ViTa-Zero: Zero-shot Visuotactile Object 6D Pose Estimation
Hongyu Li, James Akl, Srinath Sridhar, Tye Brady, Taskin Padir
TL;DR
ViTa-Zero tackles zero-shot visuotactile 6D object pose estimation by combining a visual backbone with physics-inspired feasibility checks and a test-time spring–mass refinement that leverages tactile and proprioceptive cues. The method maintains a pose $T=(R,\mathbf{t})\in SE(3)$ estimated from vision, and refines infeasible estimates using a proximal optimization that balances tactile attraction and robot penetration penalties.
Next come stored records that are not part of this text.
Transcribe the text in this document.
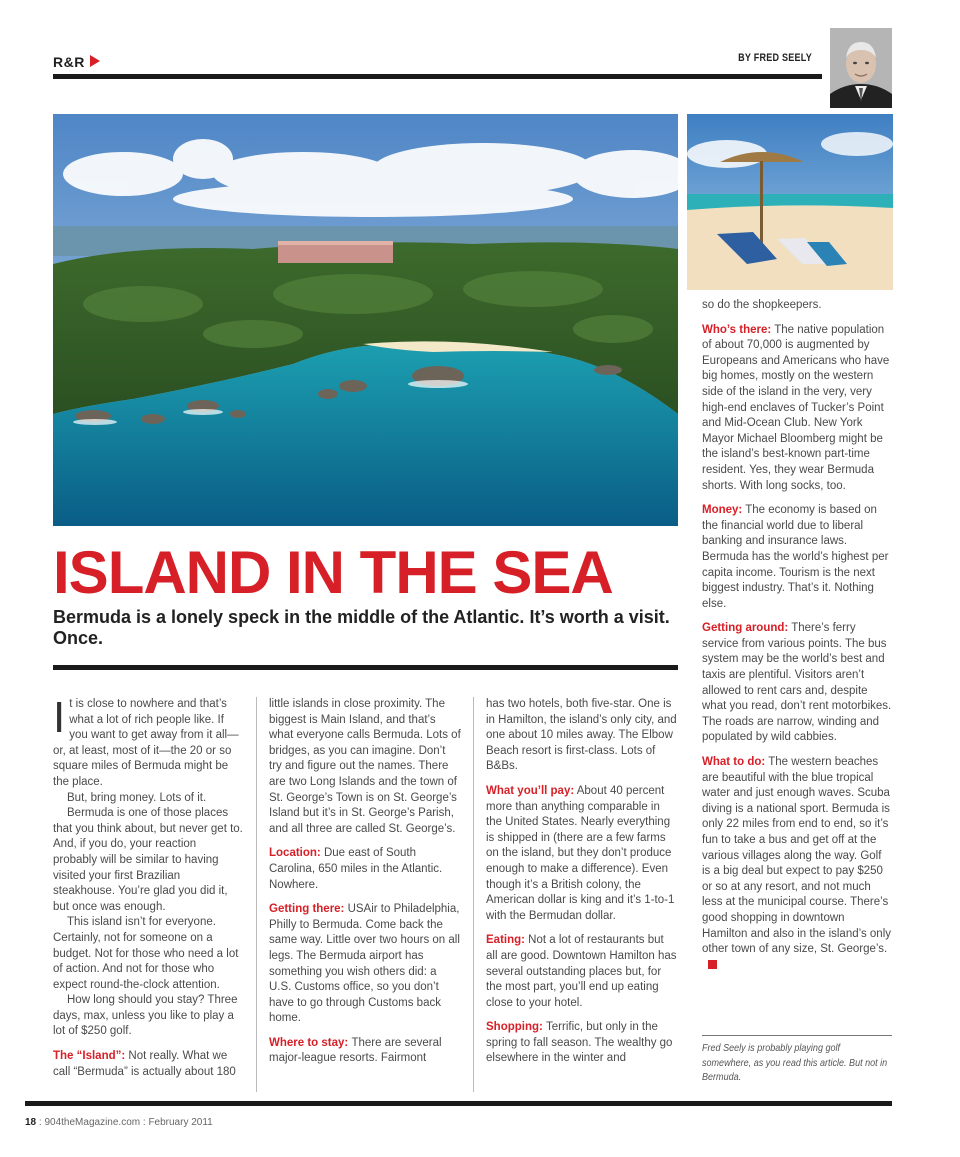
R&R	BY FRED SEELY
ISLAND IN THE SEA
Bermuda is a lonely speck in the middle of the Atlantic. It’s worth a visit. Once.

It is close to nowhere and that’s what a lot of rich people like. If you want to get away from it all—or, at least, most of it—the 20 or so square miles of Bermuda might be the place.

But, bring money. Lots of it.

Bermuda is one of those places that you think about, but never get to. And, if you do, your reaction probably will be similar to having visited your first Brazilian steakhouse. You’re glad you did it, but once was enough.

This island isn’t for everyone. Certainly, not for someone on a budget. Not for those who need a lot of action. And not for those who expect round-the-clock attention.

How long should you stay? Three days, max, unless you like to play a lot of $250 golf.

The “Island”: Not really. What we call “Bermuda” is actually about 180

little islands in close proximity. The biggest is Main Island, and that’s what everyone calls Bermuda. Lots of bridges, as you can imagine. Don’t try and figure out the names. There are two Long Islands and the town of St. George’s Town is on St. George’s Island but it’s in St. George’s Parish, and all three are called St. George’s.

Location: Due east of South Carolina, 650 miles in the Atlantic. Nowhere.

Getting there: USAir to Philadelphia, Philly to Bermuda. Come back the same way. Little over two hours on all legs. The Bermuda airport has something you wish others did: a U.S. Customs office, so you don’t have to go through Customs back home.

Where to stay: There are several major-league resorts. Fairmont

has two hotels, both five-star. One is in Hamilton, the island’s only city, and one about 10 miles away. The Elbow Beach resort is first-class. Lots of B&Bs.

What you’ll pay: About 40 percent more than anything comparable in the United States. Nearly everything is shipped in (there are a few farms on the island, but they don’t produce enough to make a difference). Even though it’s a British colony, the American dollar is king and it’s 1-to-1 with the Bermudan dollar.

Eating: Not a lot of restaurants but all are good. Downtown Hamilton has several outstanding places but, for the most part, you’ll end up eating close to your hotel.

Shopping: Terrific, but only in the spring to fall season. The wealthy go elsewhere in the winter and

so do the shopkeepers.

Who’s there: The native population of about 70,000 is augmented by Europeans and Americans who have big homes, mostly on the western side of the island in the very, very high-end enclaves of Tucker’s Point and Mid-Ocean Club. New York Mayor Michael Bloomberg might be the island’s best-known part-time resident. Yes, they wear Bermuda shorts. With long socks, too.

Money: The economy is based on the financial world due to liberal banking and insurance laws. Bermuda has the world’s highest per capita income. Tourism is the next biggest industry. That’s it. Nothing else.

Getting around: There’s ferry service from various points. The bus system may be the world’s best and taxis are plentiful. Visitors aren’t allowed to rent cars and, despite what you read, don’t rent motorbikes. The roads are narrow, winding and populated by wild cabbies.

What to do: The western beaches are beautiful with the blue tropical water and just enough waves. Scuba diving is a national sport. Bermuda is only 22 miles from end to end, so it’s fun to take a bus and get off at the various villages along the way. Golf is a big deal but expect to pay $250 or so at any resort, and not much less at the municipal course. There’s good shopping in downtown Hamilton and also in the island’s only other town of any size, St. George’s.

Fred Seely is probably playing golf somewhere, as you read this article. But not in Bermuda.
18 : 904theMagazine.com : February 2011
Across real-world experiments with multiple backbones and tasks, ViTa-Zero yields substantial improvements over purely visual baselines (average +55% ADD-S AUC, +60% ADD, and -80% PE relative to FoundationPose) and does not require tactile data collection for fine-tuning. The work highlights practical viability for robust manipulation under occlusion and contact, paving the way for tactile-augmented pose estimation that generalizes beyond sensor-specific setups.
Abstract
Object 6D pose estimation is a critical challenge in robotics, particularly for manipulation tasks. While prior research combining visual and tactile (visuotactile) information has shown promise, these approaches often struggle with generalization due to the limited availability of visuotactile data. In this paper, we introduce ViTa-Zero, a zero-shot visuotactile pose estimation framework. Our key innovation lies in leveraging a visual model as its backbone and performing feasibility checking and test-time optimization based on physical constraints derived from tactile and proprioceptive observations. Specifically, we model the gripper-object interaction as a spring-mass system, where tactile sensors induce attractive forces, and proprioception generates repulsive forces. We validate our framework through experiments on a real-world robot setup, demonstrating its effectiveness across representative visual backbones and manipulation scenarios, including grasping, object picking, and bimanual handover. Compared to the visual models, our approach overcomes some drastic failure modes while tracking the in-hand object pose. In our experiments, our approach shows an average increase of 55% in AUC of ADD-S and 60% in ADD, along with an 80% lower position error compared to FoundationPose.